| 7pm Thursday 7 August | Bernie Lewin presents | a Greek History and Culture Seminar | at The Greek Community of Melbourne | 168 Lonsdale Street (+Online) | Free | No bookings required |

Detail from a fresco painted by Benozzo Gozzoli of the procession with Lorenzo the Magnificent leading on the eastern wall of the Chapel of the Magi, Medici Riccardi Palace, Florence
Gemistos Plethon and the Eastern influence on the Western Renaissance

We tend to think of modern science as arising through a break with religious ways of thinking, associating it with 18th century rationalism or with the atheistic materialism of the 19th century. It’s hard to imagine that the great shift towards modern mathematical science was way back in the early 1400s among those who pursued wisdom as a devotional path to divinity.
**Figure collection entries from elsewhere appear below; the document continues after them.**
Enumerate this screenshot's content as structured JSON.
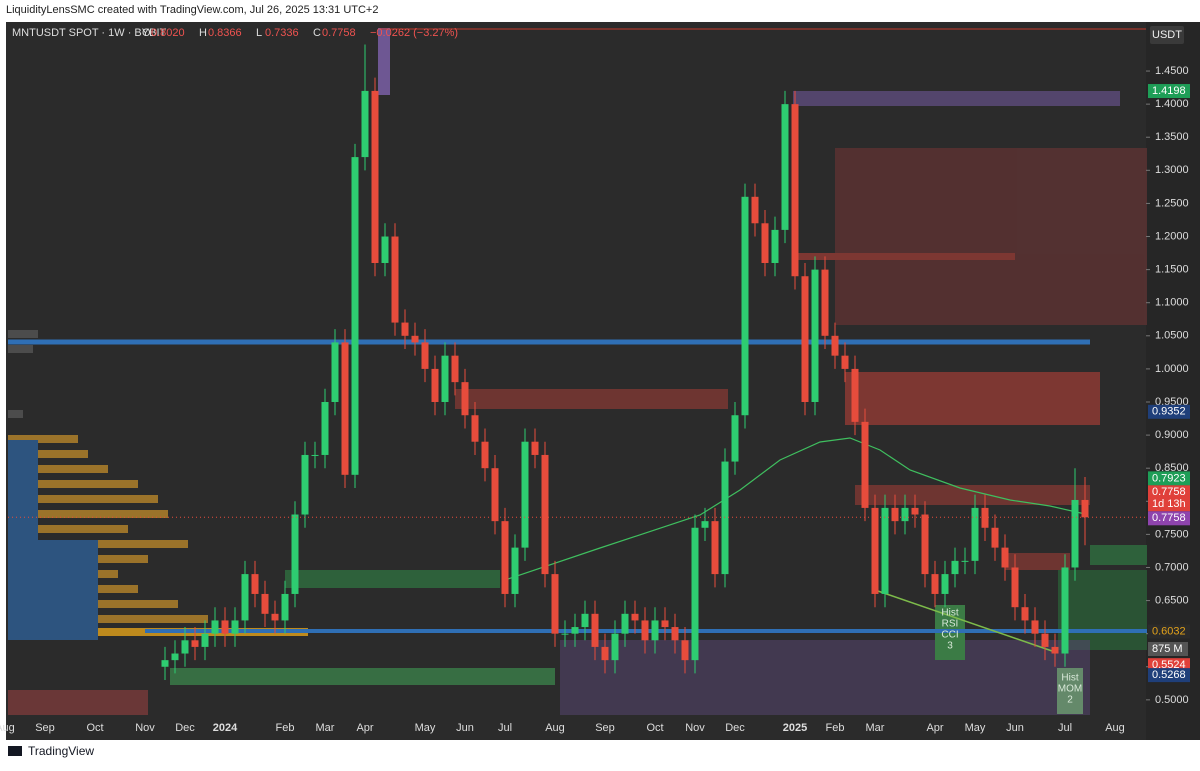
{
  "header": {
    "credit": "LiquidityLensSMC created with TradingView.com, Jul 26, 2025 13:31 UTC+2"
  },
  "footer": {
    "brand": "TradingView"
  },
  "chart_data": {
    "type": "candlestick",
    "legend": {
      "symbol": "MNTUSDT SPOT · 1W · BYBIT",
      "fields": [
        {
          "key": "O",
          "value": "0.8020"
        },
        {
          "key": "H",
          "value": "0.8366"
        },
        {
          "key": "L",
          "value": "0.7336"
        },
        {
          "key": "C",
          "value": "0.7758"
        }
      ],
      "change": "−0.0262 (−3.27%)"
    },
    "currency": "USDT",
    "up_color": "#2ecc71",
    "down_color": "#e74c3c",
    "grid": false,
    "ylim": [
      0.459,
      1.512
    ],
    "yticks": [
      {
        "value": 1.45,
        "label": "1.4500"
      },
      {
        "value": 1.4,
        "label": "1.4000"
      },
      {
        "value": 1.35,
        "label": "1.3500"
      },
      {
        "value": 1.3,
        "label": "1.3000"
      },
      {
        "value": 1.25,
        "label": "1.2500"
      },
      {
        "value": 1.2,
        "label": "1.2000"
      },
      {
        "value": 1.15,
        "label": "1.1500"
      },
      {
        "value": 1.1,
        "label": "1.1000"
      },
      {
        "value": 1.05,
        "label": "1.0500"
      },
      {
        "value": 1,
        "label": "1.0000"
      },
      {
        "value": 0.95,
        "label": "0.9500"
      },
      {
        "value": 0.9,
        "label": "0.9000"
      },
      {
        "value": 0.85,
        "label": "0.8500"
      },
      {
        "value": 0.8,
        "label": "0.8000"
      },
      {
        "value": 0.75,
        "label": "0.7500"
      },
      {
        "value": 0.7,
        "label": "0.7000"
      },
      {
        "value": 0.65,
        "label": "0.6500"
      },
      {
        "value": 0.6,
        "label": "0.6000"
      },
      {
        "value": 0.55,
        "label": "0.5500"
      },
      {
        "value": 0.5,
        "label": "0.5000"
      }
    ],
    "categories": [
      "Aug",
      null,
      null,
      null,
      "Sep",
      null,
      null,
      null,
      null,
      "Oct",
      null,
      null,
      null,
      null,
      "Nov",
      null,
      null,
      null,
      "Dec",
      null,
      null,
      null,
      "2024",
      null,
      null,
      null,
      null,
      null,
      "Feb",
      null,
      null,
      null,
      "Mar",
      null,
      null,
      null,
      "Apr",
      null,
      null,
      null,
      null,
      null,
      "May",
      null,
      null,
      null,
      "Jun",
      null,
      null,
      null,
      "Jul",
      null,
      null,
      null,
      null,
      "Aug",
      null,
      null,
      null,
      null,
      "Sep",
      null,
      null,
      null,
      null,
      "Oct",
      null,
      null,
      null,
      "Nov",
      null,
      null,
      null,
      "Dec",
      null,
      null,
      null,
      null,
      null,
      "2025",
      null,
      null,
      null,
      "Feb",
      null,
      null,
      null,
      "Mar",
      null,
      null,
      null,
      null,
      null,
      "Apr",
      null,
      null,
      null,
      "May",
      null,
      null,
      null,
      "Jun",
      null,
      null,
      null,
      null,
      "Jul",
      null,
      null,
      null,
      null,
      "Aug"
    ],
    "open": [
      null,
      null,
      null,
      null,
      null,
      null,
      null,
      null,
      null,
      null,
      null,
      null,
      null,
      null,
      null,
      null,
      0.55,
      0.56,
      0.57,
      0.59,
      0.58,
      0.6,
      0.62,
      0.6,
      0.62,
      0.69,
      0.66,
      0.63,
      0.62,
      0.66,
      0.78,
      0.87,
      0.87,
      0.95,
      1.04,
      0.84,
      1.32,
      1.42,
      1.16,
      1.2,
      1.07,
      1.05,
      1.04,
      1.0,
      0.95,
      1.02,
      0.98,
      0.93,
      0.89,
      0.85,
      0.77,
      0.66,
      0.73,
      0.89,
      0.87,
      0.69,
      0.6,
      0.6,
      0.61,
      0.63,
      0.58,
      0.56,
      0.6,
      0.63,
      0.62,
      0.59,
      0.62,
      0.61,
      0.59,
      0.56,
      0.76,
      0.77,
      0.69,
      0.86,
      0.93,
      1.26,
      1.22,
      1.16,
      1.21,
      1.4,
      1.14,
      0.95,
      1.15,
      1.05,
      1.02,
      1.0,
      0.92,
      0.79,
      0.66,
      0.79,
      0.77,
      0.79,
      0.78,
      0.69,
      0.66,
      0.69,
      0.71,
      0.71,
      0.79,
      0.76,
      0.73,
      0.7,
      0.64,
      0.62,
      0.6,
      0.58,
      0.57,
      0.7,
      0.802,
      null,
      null,
      null
    ],
    "high": [
      null,
      null,
      null,
      null,
      null,
      null,
      null,
      null,
      null,
      null,
      null,
      null,
      null,
      null,
      null,
      null,
      0.58,
      0.59,
      0.61,
      0.61,
      0.62,
      0.64,
      0.64,
      0.64,
      0.71,
      0.71,
      0.68,
      0.65,
      0.68,
      0.8,
      0.89,
      0.89,
      0.97,
      1.06,
      1.06,
      1.34,
      1.49,
      1.44,
      1.22,
      1.22,
      1.09,
      1.07,
      1.06,
      1.02,
      1.04,
      1.04,
      1.0,
      0.95,
      0.91,
      0.87,
      0.79,
      0.75,
      0.91,
      0.91,
      0.89,
      0.71,
      0.62,
      0.63,
      0.65,
      0.65,
      0.6,
      0.62,
      0.65,
      0.65,
      0.64,
      0.64,
      0.64,
      0.63,
      0.61,
      0.78,
      0.79,
      0.79,
      0.88,
      0.95,
      1.28,
      1.28,
      1.24,
      1.23,
      1.42,
      1.42,
      1.16,
      1.17,
      1.17,
      1.07,
      1.04,
      1.02,
      0.94,
      0.81,
      0.81,
      0.81,
      0.81,
      0.81,
      0.8,
      0.71,
      0.71,
      0.73,
      0.73,
      0.81,
      0.81,
      0.78,
      0.75,
      0.72,
      0.66,
      0.64,
      0.62,
      0.6,
      0.72,
      0.85,
      0.8366,
      null,
      null,
      null
    ],
    "low": [
      null,
      null,
      null,
      null,
      null,
      null,
      null,
      null,
      null,
      null,
      null,
      null,
      null,
      null,
      null,
      null,
      0.53,
      0.54,
      0.55,
      0.56,
      0.56,
      0.58,
      0.58,
      0.58,
      0.6,
      0.64,
      0.61,
      0.6,
      0.6,
      0.64,
      0.76,
      0.85,
      0.85,
      0.93,
      0.82,
      0.82,
      1.3,
      1.14,
      1.14,
      1.05,
      1.03,
      1.02,
      0.98,
      0.93,
      0.93,
      0.96,
      0.91,
      0.87,
      0.83,
      0.75,
      0.64,
      0.64,
      0.71,
      0.85,
      0.67,
      0.58,
      0.58,
      0.58,
      0.59,
      0.56,
      0.54,
      0.54,
      0.58,
      0.6,
      0.57,
      0.57,
      0.59,
      0.57,
      0.54,
      0.54,
      0.74,
      0.67,
      0.67,
      0.84,
      0.91,
      1.2,
      1.14,
      1.14,
      1.19,
      1.12,
      0.93,
      0.93,
      1.03,
      1.0,
      0.98,
      0.9,
      0.77,
      0.64,
      0.64,
      0.75,
      0.75,
      0.76,
      0.67,
      0.64,
      0.64,
      0.67,
      0.69,
      0.69,
      0.74,
      0.71,
      0.68,
      0.62,
      0.6,
      0.58,
      0.56,
      0.55,
      0.55,
      0.68,
      0.7336,
      null,
      null,
      null
    ],
    "close": [
      null,
      null,
      null,
      null,
      null,
      null,
      null,
      null,
      null,
      null,
      null,
      null,
      null,
      null,
      null,
      null,
      0.56,
      0.57,
      0.59,
      0.58,
      0.6,
      0.62,
      0.6,
      0.62,
      0.69,
      0.66,
      0.63,
      0.62,
      0.66,
      0.78,
      0.87,
      0.87,
      0.95,
      1.04,
      0.84,
      1.32,
      1.42,
      1.16,
      1.2,
      1.07,
      1.05,
      1.04,
      1.0,
      0.95,
      1.02,
      0.98,
      0.93,
      0.89,
      0.85,
      0.77,
      0.66,
      0.73,
      0.89,
      0.87,
      0.69,
      0.6,
      0.6,
      0.61,
      0.63,
      0.58,
      0.56,
      0.6,
      0.63,
      0.62,
      0.59,
      0.62,
      0.61,
      0.59,
      0.56,
      0.76,
      0.77,
      0.69,
      0.86,
      0.93,
      1.26,
      1.22,
      1.16,
      1.21,
      1.4,
      1.14,
      0.95,
      1.15,
      1.05,
      1.02,
      1.0,
      0.92,
      0.79,
      0.66,
      0.79,
      0.77,
      0.79,
      0.78,
      0.69,
      0.66,
      0.69,
      0.71,
      0.71,
      0.79,
      0.76,
      0.73,
      0.7,
      0.64,
      0.62,
      0.6,
      0.58,
      0.57,
      0.7,
      0.802,
      0.7758,
      null,
      null,
      null
    ],
    "price_labels": [
      {
        "value": 1.4198,
        "label": "1.4198",
        "color": "#1e9e57"
      },
      {
        "value": 0.9352,
        "label": "0.9352",
        "color": "#1f3f7a"
      },
      {
        "value": 0.7923,
        "label": "0.7923",
        "color": "#1e9e57"
      },
      {
        "value": 0.7758,
        "label": "0.7758",
        "color": "#e0403a",
        "sublabel": "1d 13h"
      },
      {
        "value": 0.7758,
        "label": "0.7758",
        "color": "#8e44ad"
      },
      {
        "value": 0.6032,
        "label": "0.6032",
        "color": "#2b2b2b"
      },
      {
        "value": 0.5524,
        "label": "0.5524",
        "color": "#e0403a"
      },
      {
        "value": 0.5268,
        "label": "0.5268",
        "color": "#1f3f7a"
      }
    ],
    "volume_label": "875 M",
    "annotations": [
      {
        "lines": [
          "Hist",
          "RSI",
          "CCI",
          "3"
        ]
      },
      {
        "lines": [
          "Hist",
          "MOM",
          "2"
        ]
      }
    ]
  }
}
Stranger still is to imagine that an Eastern Orthodox delegation to a Western church council might have accelerated this scientific revolution. Yet the arrival of Gemistos Plethon at the Council of Florence in 1438 did just that. In Florence Plethon proceeded to define a break with old school Aristotelianism by teaching that the divine mathematical forms are to be found expressed in the movement of the stars, and across the whole of nature. Plethon and other Eastern visitors invigorated the spirit of this Platonic revival that drove the advances of Leonardo de Vinci, of Luca Pacioli, and then of Copernicus, Galileo and Kepler. In this lecture we consider the extent to which the Italian Renaissance might have begun in Plethon’s circle, before he left for Florence, back in the hilltop city of Mystras overlooking the ancient ruins of Sparta.